Later that day, we had our first post-Curtis ultimate game. I should probably back up to Tuesday night for a second and mention that very few people came out to play Frisbee, much less our team to practice. Chris and I threw and a few others showed up, but the core group was absent and we couldn't get a game going. Jon called to apologize for not showing up to the practice that he had proposed we all show up to. Only Cory from our team showed. And for the most part, no one talked. It was a very strange and somber night. Coincidentally, Cory was in the BYU ward that Curtis provided over. I have a hard time imagining what that must be like, to learn as a Freshman in college that such a charismatic member of your bishopric had just died in a car accident. With Fast Sunday happening the very next day, that must have been an intense sacrament meeting.
Back to Thursday, though, it was very cold and rainy. Before our game, the entire league got together and held a moment of silence. Ben also announced that we would be remembering Curtis by giving out a league Spirit Award each season in his name. As for our game, it actually wasn't as hard to get back in the Frisbee playing mode as I thought it would be. We didn't have everyone there, but we had enough people for two subs. We were playing Don Clark's team, which was decent although not extraordinarily good.

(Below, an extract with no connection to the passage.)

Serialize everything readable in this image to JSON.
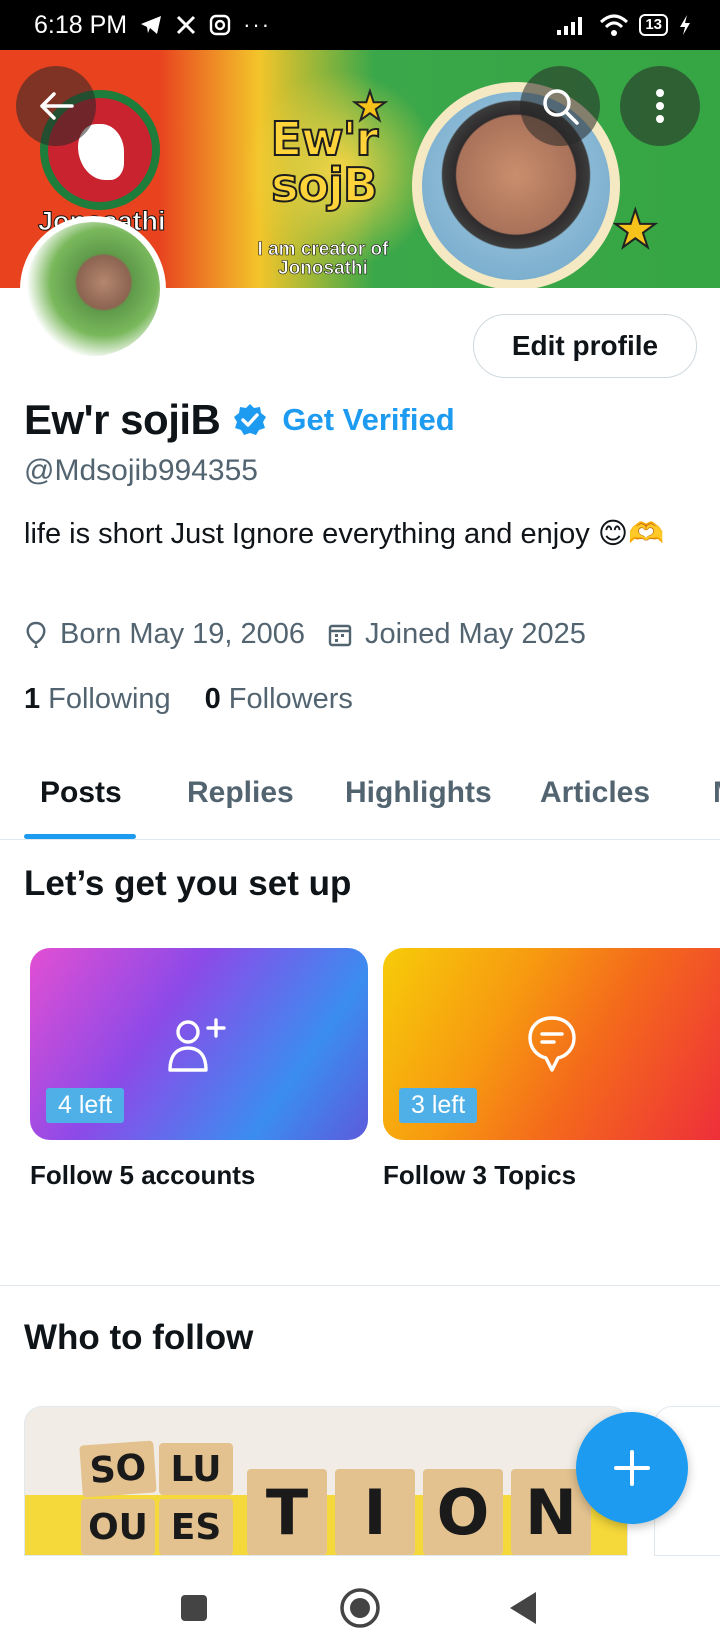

Bryan Peterson, whose left had is in a cast still from the accident, was on their team and he actually played, which I think was probably a therapeutic decision on his behalf, essentially saying that he's not going to let the accident spoil his fun. Funny thing was, he actually scored on us a few times, partly because we didn't want to cover him too hard and hurt his arm, and partly because his legs were just fine. Man, does he have jets. He even dove once, which was probably a stupid thing. Anyways, we lost the game. We had a horrible first half, I guess, as everyone tried to get into a groove. We kept pace in the second half, but by then it was too late.
Soaked and very cold, I left after the game to go home and start packing for Europe.